30.04.2009 | aktual.: 01.05.2009 07:32
W komunikacie czeskiego przewodnictwa UE zaznaczono, że porozumienia podpisane przez Rosję z separatystycznymi republikami Gruzji: Abchazją i Osetią Południową w sprawie wspólnej ochrony ich granic są sprzeczne z sześciopunktowym porozumieniem o zawieszeniu broni z 12 sierpnia 2008 roku.
Rosja miała wypełnić porozumienie zawarte przy wsparciu ówczesnego, francuskiego przewodnictwa UE; przywrócić stan sprzed 6 sierpnia, czyli sprzed konfliktu z Gruzją o Osetię Południową.
W komunikacie przypomniano o poparciu przez UE suwerenności i integralności terytorialnej Gruzji w granicach uznanych przez społeczność międzynarodową.

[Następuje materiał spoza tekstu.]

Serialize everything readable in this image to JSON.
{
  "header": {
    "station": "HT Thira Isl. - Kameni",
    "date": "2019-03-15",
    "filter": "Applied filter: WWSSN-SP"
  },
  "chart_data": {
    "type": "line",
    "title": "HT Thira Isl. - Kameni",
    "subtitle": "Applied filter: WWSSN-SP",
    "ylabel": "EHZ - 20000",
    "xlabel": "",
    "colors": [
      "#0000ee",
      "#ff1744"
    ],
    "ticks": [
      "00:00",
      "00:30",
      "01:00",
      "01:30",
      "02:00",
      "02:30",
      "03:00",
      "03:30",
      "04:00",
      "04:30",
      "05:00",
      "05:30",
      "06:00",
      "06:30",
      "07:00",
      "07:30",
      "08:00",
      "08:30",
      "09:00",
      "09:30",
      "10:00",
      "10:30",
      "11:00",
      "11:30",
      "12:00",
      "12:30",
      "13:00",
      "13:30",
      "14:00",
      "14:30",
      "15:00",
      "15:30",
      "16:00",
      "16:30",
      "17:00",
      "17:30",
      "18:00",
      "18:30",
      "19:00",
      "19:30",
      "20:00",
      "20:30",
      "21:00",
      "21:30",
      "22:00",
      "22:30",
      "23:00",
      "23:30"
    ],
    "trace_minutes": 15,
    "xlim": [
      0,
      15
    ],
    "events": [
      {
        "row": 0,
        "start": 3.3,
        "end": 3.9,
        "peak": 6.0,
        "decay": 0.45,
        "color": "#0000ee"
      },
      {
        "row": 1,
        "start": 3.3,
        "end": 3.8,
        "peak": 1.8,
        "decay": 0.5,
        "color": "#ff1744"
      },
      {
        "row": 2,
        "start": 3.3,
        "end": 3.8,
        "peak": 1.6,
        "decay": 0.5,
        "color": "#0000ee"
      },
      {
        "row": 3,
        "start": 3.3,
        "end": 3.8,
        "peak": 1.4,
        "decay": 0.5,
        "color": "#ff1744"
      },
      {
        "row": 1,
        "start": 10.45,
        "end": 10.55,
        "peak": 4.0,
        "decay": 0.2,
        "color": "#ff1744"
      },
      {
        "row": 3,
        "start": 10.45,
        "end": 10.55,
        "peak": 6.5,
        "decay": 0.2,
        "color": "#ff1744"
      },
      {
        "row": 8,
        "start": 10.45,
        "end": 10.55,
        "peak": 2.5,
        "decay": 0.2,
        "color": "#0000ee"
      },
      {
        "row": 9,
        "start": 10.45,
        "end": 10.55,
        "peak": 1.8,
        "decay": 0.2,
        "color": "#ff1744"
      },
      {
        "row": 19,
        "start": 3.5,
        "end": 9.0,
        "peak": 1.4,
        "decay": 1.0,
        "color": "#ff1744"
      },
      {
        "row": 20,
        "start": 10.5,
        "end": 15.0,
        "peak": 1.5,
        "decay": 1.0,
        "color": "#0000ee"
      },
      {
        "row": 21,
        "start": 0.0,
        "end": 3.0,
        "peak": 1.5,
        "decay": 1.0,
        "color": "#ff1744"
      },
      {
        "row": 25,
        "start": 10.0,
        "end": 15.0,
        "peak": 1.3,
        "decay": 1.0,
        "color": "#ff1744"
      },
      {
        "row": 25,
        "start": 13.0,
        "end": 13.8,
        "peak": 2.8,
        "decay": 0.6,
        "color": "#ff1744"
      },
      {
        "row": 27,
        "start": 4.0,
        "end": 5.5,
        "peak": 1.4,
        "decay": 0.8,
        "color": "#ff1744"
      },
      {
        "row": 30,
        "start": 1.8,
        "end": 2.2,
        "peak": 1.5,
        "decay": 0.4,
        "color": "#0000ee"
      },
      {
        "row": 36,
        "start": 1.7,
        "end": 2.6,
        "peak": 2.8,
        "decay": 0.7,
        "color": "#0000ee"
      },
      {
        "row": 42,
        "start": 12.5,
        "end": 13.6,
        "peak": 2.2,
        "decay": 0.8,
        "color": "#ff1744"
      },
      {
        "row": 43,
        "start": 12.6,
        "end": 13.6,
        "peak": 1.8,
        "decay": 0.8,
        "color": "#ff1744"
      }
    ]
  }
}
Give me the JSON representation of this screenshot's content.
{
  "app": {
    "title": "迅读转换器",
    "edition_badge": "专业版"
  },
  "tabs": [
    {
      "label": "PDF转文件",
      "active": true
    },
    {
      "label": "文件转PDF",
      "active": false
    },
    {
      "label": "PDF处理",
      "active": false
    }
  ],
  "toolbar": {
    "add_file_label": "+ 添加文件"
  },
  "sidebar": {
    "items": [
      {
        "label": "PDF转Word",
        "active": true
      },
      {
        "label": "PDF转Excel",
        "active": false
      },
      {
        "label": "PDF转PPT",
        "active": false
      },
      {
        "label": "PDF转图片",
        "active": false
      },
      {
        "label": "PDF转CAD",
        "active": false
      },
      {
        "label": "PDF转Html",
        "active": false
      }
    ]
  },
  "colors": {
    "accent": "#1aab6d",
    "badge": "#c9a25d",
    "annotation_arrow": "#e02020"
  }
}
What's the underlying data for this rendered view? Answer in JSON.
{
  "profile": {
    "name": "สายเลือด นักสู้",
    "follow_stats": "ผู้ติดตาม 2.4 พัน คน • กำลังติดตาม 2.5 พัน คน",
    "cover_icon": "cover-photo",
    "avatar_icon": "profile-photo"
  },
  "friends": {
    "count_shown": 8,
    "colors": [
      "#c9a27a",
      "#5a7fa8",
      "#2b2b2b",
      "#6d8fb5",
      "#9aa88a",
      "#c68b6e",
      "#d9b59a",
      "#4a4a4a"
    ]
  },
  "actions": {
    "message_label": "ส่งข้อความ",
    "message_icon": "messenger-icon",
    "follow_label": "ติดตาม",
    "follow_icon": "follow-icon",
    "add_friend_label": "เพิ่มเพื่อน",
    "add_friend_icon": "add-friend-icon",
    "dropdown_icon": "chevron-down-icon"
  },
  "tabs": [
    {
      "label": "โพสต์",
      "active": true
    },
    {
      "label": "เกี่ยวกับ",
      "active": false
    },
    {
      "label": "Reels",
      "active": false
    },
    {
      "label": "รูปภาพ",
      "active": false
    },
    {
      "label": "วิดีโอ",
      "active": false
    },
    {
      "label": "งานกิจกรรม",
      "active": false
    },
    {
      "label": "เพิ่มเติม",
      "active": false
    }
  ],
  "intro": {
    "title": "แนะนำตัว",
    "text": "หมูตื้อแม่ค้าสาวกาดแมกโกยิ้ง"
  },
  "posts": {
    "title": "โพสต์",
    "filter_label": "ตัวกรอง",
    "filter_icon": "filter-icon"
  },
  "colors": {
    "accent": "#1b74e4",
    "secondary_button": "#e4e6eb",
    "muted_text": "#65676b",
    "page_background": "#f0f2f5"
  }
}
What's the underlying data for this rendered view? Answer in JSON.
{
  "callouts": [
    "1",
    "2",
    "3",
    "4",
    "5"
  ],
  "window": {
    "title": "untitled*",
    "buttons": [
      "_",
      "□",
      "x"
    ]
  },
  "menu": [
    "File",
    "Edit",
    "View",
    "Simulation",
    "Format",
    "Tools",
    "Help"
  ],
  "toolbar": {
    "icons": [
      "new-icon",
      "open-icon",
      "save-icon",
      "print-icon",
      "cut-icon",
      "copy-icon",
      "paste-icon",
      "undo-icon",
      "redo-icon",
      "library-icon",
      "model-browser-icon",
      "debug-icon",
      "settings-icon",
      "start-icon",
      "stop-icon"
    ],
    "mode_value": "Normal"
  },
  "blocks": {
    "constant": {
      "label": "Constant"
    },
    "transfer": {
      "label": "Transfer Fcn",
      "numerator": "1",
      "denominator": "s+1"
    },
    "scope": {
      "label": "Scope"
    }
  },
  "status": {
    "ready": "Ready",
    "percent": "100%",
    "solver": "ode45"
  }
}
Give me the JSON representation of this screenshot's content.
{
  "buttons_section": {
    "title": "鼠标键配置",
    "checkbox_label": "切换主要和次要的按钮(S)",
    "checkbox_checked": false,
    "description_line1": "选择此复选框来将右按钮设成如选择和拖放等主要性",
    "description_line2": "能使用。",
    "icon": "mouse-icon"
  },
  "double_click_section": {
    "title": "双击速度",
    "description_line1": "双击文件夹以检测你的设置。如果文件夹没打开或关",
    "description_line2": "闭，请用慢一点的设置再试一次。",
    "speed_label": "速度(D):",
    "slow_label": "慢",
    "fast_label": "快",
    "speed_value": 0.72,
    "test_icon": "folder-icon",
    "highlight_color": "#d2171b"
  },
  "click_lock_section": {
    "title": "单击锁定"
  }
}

Wcześniej porozumienia podpisane przez Moskwę z Abchazją i Osetią Południową skrytykowało NATO. Jak oświadczył rzecznik NATO, porozumienie "jest jawnym naruszeniem umów zawartych 12 sierpnia i 8 września, wynegocjowanych przez UE, i nie sprzyja długoterminowemu pokojowi i bezpieczeństwu w regionie południowego Kaukazu".
Na mocy dokumentu, który Abchazja i Osetia Płd. podpisały w czwartek, "do czasu utworzenia własnych sił ochrony pogranicza" przekazały odpowiedzialność za bezpieczeństwo swych granic Federacji Rosyjskiej. Uzgodniono, że takie rosyjskie siły ochrony pogranicza "korzystać będą z immunitetu" i "nie będą podlegać miejscowej jurysdykcji".
W ramach zapewniania bezpieczeństwa granic Abchazji i Osetii Południowej Rosja uzyskuje także prawo do swobodnego korzystania z przestrzeni powietrznej oraz stref morskich tych separatystycznych republik oraz ich lotnisk i portów. Nad realizacją porozumienia czuwać ma wspólny trójstronny urząd ds. granic. Uprawnienia rosyjskich sił mają być zgodne z prawem Abchazji i Osetii Południowej.